No obstante, Grenouille lo dejó flotar toda la noche como un espíritu perfumado en el interior de su cabaña y lo olfateó una y otra vez, feliz y hondamente satisfecho del poder que había conquistado sobre el aura de otra persona. Al día siguiente lo tiró.
Realizó una prueba más durante aquellos días de invierno. Pagó un franco a una mendiga muda que recorría la ciudad para que llevara todo un día sobre la piel un harapo preparado con diversas mezclas de grasa y aceite. El resultado reveló que lo más apropiado para la captura del olor humano era una combinación de grasa de riñones de cordero y sebo de cerdo y vaca, purificados varias veces, en una proporción de dos por cinco por tres, junto con pequeñas cantidades de aceite virgen.

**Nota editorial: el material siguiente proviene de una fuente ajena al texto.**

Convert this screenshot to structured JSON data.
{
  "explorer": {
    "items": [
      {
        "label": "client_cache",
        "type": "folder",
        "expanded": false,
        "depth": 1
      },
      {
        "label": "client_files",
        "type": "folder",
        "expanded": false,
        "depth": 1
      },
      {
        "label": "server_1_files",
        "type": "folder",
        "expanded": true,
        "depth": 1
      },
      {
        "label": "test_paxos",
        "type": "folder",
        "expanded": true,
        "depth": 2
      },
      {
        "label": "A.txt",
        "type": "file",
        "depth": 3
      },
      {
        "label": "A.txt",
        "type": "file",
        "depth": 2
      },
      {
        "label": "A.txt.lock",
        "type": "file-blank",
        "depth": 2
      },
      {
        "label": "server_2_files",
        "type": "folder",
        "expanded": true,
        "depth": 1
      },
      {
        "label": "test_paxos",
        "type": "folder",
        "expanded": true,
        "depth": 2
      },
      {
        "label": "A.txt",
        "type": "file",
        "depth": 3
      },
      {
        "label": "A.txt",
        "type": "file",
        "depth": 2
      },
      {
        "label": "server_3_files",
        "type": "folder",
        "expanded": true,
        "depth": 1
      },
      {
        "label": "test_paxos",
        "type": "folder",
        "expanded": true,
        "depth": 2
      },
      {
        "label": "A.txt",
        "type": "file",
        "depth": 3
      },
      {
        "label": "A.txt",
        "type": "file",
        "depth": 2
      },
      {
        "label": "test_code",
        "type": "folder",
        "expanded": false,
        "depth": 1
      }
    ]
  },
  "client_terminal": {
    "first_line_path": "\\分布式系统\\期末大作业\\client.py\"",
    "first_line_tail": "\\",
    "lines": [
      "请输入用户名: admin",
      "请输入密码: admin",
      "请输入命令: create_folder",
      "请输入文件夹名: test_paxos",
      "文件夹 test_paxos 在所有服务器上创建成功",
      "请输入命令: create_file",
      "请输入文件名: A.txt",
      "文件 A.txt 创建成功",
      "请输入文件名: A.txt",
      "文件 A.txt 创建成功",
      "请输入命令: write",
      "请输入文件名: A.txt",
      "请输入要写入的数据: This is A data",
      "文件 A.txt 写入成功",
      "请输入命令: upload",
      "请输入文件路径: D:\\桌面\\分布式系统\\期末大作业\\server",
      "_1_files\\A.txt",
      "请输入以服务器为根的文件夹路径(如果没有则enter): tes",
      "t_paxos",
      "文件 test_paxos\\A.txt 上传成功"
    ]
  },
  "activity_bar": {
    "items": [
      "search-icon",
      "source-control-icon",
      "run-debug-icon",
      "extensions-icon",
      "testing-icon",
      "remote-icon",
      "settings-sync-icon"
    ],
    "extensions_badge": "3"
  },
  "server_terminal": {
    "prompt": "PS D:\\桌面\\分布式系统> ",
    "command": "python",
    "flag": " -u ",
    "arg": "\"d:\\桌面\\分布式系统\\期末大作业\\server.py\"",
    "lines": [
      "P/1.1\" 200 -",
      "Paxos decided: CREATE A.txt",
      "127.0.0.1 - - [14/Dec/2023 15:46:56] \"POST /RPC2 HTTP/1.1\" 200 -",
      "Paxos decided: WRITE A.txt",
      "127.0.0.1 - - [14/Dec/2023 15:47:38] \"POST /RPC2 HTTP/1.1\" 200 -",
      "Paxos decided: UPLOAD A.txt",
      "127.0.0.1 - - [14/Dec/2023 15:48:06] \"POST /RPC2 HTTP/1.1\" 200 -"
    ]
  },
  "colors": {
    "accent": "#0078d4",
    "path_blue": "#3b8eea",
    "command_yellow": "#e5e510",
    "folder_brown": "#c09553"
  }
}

Con esto, Grenouille se dio por satisfecho. Renunció a apoderarse por completo de una persona viva y tratarla perfumísticamente. Tal proceder comportaría siempre grandes riesgos y no aportaría ningún conocimiento nuevo. Sabía que ahora ya dominaba la técnica de arrebatar la fragancia a un ser humano y no era necesario demostrárselo de nuevo a sí mismo.

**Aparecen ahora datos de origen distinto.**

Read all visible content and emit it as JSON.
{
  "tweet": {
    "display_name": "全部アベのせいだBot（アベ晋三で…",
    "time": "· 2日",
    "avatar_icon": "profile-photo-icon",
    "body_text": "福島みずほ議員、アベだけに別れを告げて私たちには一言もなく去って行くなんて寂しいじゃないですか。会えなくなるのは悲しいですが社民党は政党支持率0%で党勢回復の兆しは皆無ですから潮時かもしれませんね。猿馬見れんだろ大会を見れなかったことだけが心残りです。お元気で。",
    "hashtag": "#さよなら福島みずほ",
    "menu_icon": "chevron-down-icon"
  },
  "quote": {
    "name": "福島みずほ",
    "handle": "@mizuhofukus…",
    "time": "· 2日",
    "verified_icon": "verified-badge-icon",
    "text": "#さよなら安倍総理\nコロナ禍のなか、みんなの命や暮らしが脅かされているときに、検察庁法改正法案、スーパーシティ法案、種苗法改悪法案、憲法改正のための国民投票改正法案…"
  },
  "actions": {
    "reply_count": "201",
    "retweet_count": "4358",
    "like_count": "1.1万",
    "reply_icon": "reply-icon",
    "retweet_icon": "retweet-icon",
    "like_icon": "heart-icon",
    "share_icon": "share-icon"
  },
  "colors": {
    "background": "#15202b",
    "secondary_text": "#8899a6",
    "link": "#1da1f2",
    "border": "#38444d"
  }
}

La fragancia humana en sí y de por sí le era indiferente. Se trataba de una fragancia que podía imitar bastante bien con sucedáneos. Lo que codiciaba era la fragancia de "ciertas" personas: aquellas, extremadamente raras, que inspiran amor. Tales eran sus víctimas.
39
En enero se casó la viuda Arnulfi con su primer oficial, Dominique Druot, a quien de este modo promocionó a "Maitre Gantier et Parfumeur". Se celebró un gran banquete para los maestros del gremio y otro más modesto para los oficiales, madame compró un colchón nuevo para su cama, que ahora compartía oficialmente con Druot, y sacó del armario su vestuario multicolor. Todo lo demás siguió como antes. Conservó el viejo y buen nombre de Arnulfi, conservó la fortuna indivisa, la dirección económica del negocio y las llaves del sótano; Druot cumplía a diario sus obligaciones sexuales y después se refrescaba con vino; y Grenouille, aunque ahora era el primer y único oficial, continuó desempeñando el grueso del trabajo por el mismo salario exiguo, parca alimentación y pobre alojamiento.

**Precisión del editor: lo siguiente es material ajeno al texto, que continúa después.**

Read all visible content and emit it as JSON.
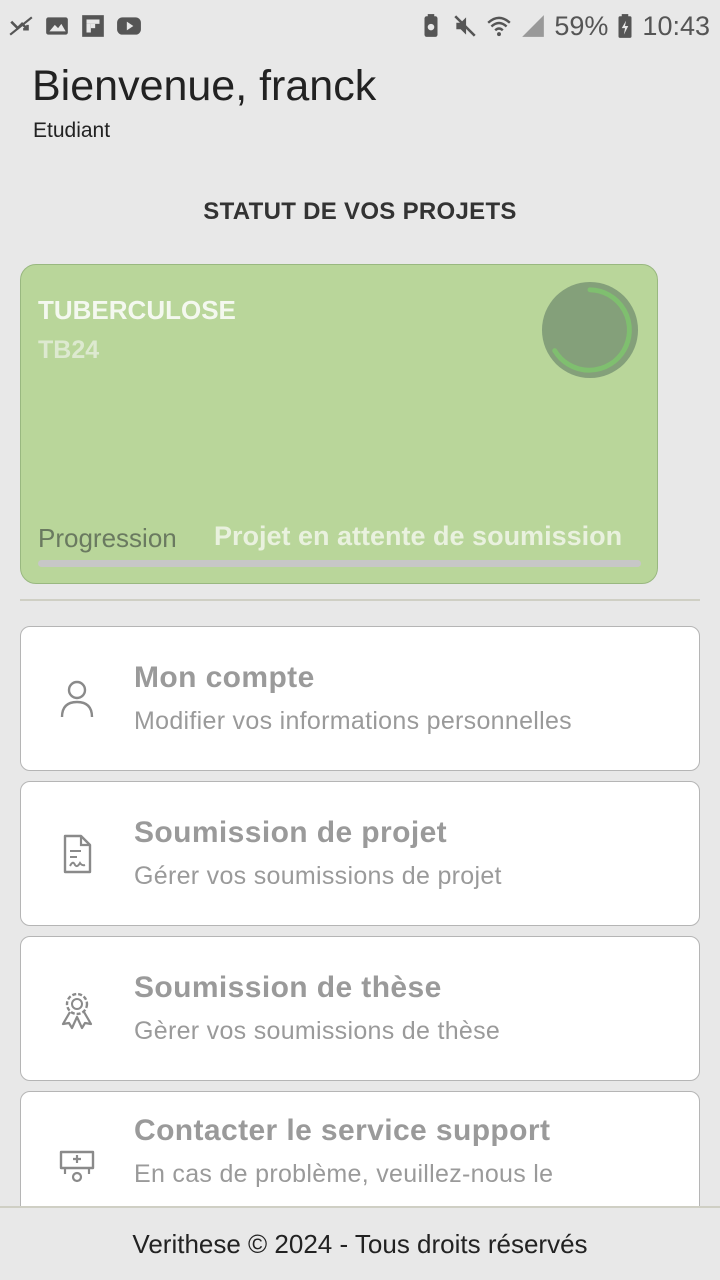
{
  "status_bar": {
    "battery_percent": "59%",
    "time": "10:43",
    "left_icons": [
      "missed-call-icon",
      "image-icon",
      "flipboard-icon",
      "youtube-icon"
    ],
    "right_icons": [
      "battery-saver-icon",
      "mute-icon",
      "wifi-icon",
      "signal-icon",
      "battery-icon"
    ]
  },
  "header": {
    "greeting": "Bienvenue, franck",
    "role": "Etudiant"
  },
  "projects": {
    "section_title": "STATUT DE VOS PROJETS",
    "card": {
      "name": "TUBERCULOSE",
      "code": "TB24",
      "progress_label": "Progression",
      "status": "Projet en attente de soumission",
      "progress_fraction": 0.0,
      "card_color": "#b9d69a"
    }
  },
  "menu": {
    "items": [
      {
        "title": "Mon compte",
        "subtitle": "Modifier vos informations personnelles",
        "icon": "user-icon"
      },
      {
        "title": "Soumission de projet",
        "subtitle": "Gérer vos soumissions de projet",
        "icon": "document-icon"
      },
      {
        "title": "Soumission de thèse",
        "subtitle": "Gèrer vos soumissions de thèse",
        "icon": "award-icon"
      },
      {
        "title": "Contacter le service support",
        "subtitle": "En cas de problème, veuillez-nous le",
        "icon": "support-icon"
      }
    ]
  },
  "footer": {
    "text": "Verithese © 2024 - Tous droits réservés"
  }
}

El año comenzó con el torrente amarillo de las casias, con jacintos, violetas y los narcóticos narcisos. Un domingo de marzo -quizá había transcurrido un año desde su llegada a Grasse-, Grenouille salió para ver cómo seguían las cosas en el jardín de detrás de la muralla, en el otro extremo de la ciudad. Esta vez ya iba preparado para la fragancia, sabía con bastante exactitud lo que le esperaba… y a pesar de ello, cuando la olfateó, ya desde la Porte Neuve, a medio camino de aquel lugar de la muralla, los latidos de su corazón se aceleraron y notó que la sangre le bullía de felicidad en las venas: ella continuaba allí, la planta de belleza incomparable había sobrevivido indemne al invierno, estaba llena de savia, crecía, se expandía, lucía las más espléndidas inflorescencias. Tal como esperaba, la fragancia se había intensificado sin perder nada de su delicadeza. El perfume que hacía sólo un año se derramaba en sutiles gotas y salpicaduras era ahora un fragante río ligeramente pastoso que refulgía con mil colores y aun así los unía sin desperdiciarlos. Y este río, como comprobó lleno de dicha Grenouille, se alimentaba de un manantial cada vez más rico. Un año más, sólo un año, sólo doce meses, y este manantial se desbordaría y él podría venir a captarlo y a apresar la salvaje acometida de su perfume.